Der grundsätzliche Alleenerhalt und ihre Weiterentwicklung müssen sich daher der veränderten Straßennutzung, der Klimaentwicklung, dem Schaderregerpotenzial, dem Verlust an Biodiversität, dem Ertragsstreben von Land- und Forstwirtschaft sowie der Sicherung der kommunalen Trinkwasserversorgung anpassen. Dies hat zur Folge, dass bisherige Bepflanzungsstrategien bezüglich der Baumartenwahl, Pflanzenanzucht, Vegetationstechnik und Alleenentwicklung optimiert werden müssen.

Die aktuellen Diskussionen in den von Alleen geprägten Bundesländern Brandenburg und Mecklenburg-Vorpommern zeigen das Dilemma außerhalb der Städte. Die historischen Alleen sind für einen Straßenausbau wenig geeignet, eine Straßenverbreiterung mit zusätzlichem Radwegebau ist bei der Flächenkonkurrenz mit den Anrainern in der Umsetzung kompliziert und teuer. Aber was ist die Lösung? Eigentlich liegen die Argumente auf der Hand. Der Ruf nach Maßnahmen, die den Klimawandel aufhalten können, kommt doch gerade rechtzeitig. Vitale und gesunde Großbäume kühlen durch Schattierung und Transpiration, ihre Blatt- und Nadelmasse bindet das schädliche CO2. All das leisten Alleen, auch in der Landschaft! Wenn also bisherige Alleeabschnitte nicht wieder bepflanzt werden können, dann kann dieser Verlust durch die Ausweisung von Potenzialen an anderer Stelle mehr als kompensiert werden.

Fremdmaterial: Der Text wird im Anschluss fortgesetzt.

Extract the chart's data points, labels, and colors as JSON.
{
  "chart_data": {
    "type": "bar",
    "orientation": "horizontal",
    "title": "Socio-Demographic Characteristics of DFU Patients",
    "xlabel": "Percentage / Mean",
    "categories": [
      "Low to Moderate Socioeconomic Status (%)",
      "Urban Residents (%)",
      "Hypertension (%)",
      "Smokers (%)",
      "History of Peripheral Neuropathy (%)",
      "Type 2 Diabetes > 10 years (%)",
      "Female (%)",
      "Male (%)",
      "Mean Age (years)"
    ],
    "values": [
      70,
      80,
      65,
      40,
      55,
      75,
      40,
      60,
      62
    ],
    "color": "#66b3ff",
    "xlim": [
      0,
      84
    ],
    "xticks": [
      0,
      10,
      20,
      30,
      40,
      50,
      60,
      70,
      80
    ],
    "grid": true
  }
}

Großräumiges vernetztes Handeln ist geboten: Die Stadtplanung muss auf Quartiersebene denken, ausgeräumte Landschaften können durch Baumalleen im Feld wieder kleinteiliger strukturiert werden. Eine gezielte Anordnung von Baumpflanzungen kann die Bodenerosion vermindern, neue Lebensräume schaffen und klimatisch vielfach positive Effekte ergeben. Auch sind sie Bestandteil integrierter Pflanzenschutzkonzepte bei der Gesundhaltung von Pflanzen, indem sie beispielsweise natürliche Gegenspieler von Schädlingen fördern. Interdisziplinarität ist daher künftig von allen Akteuren anzustreben. Ein out-put-orientiertes Handeln bei Nutzung moderner IT-Systeme zur Betriebs- und Organisationssteuerung sowie zum Monitoring von Baumgesundheit, Baumkontrolle und Verkehrssicherheit sind unabdingbar. Haben wir doch den Mut und ordnen Städte und die Landschaft neu - zu unser aller Wohl!

Ihr Prof. Dr. Hartmut Balder

Dieser Artikel erschien in der Ausgabe ProBaum 04/2021 .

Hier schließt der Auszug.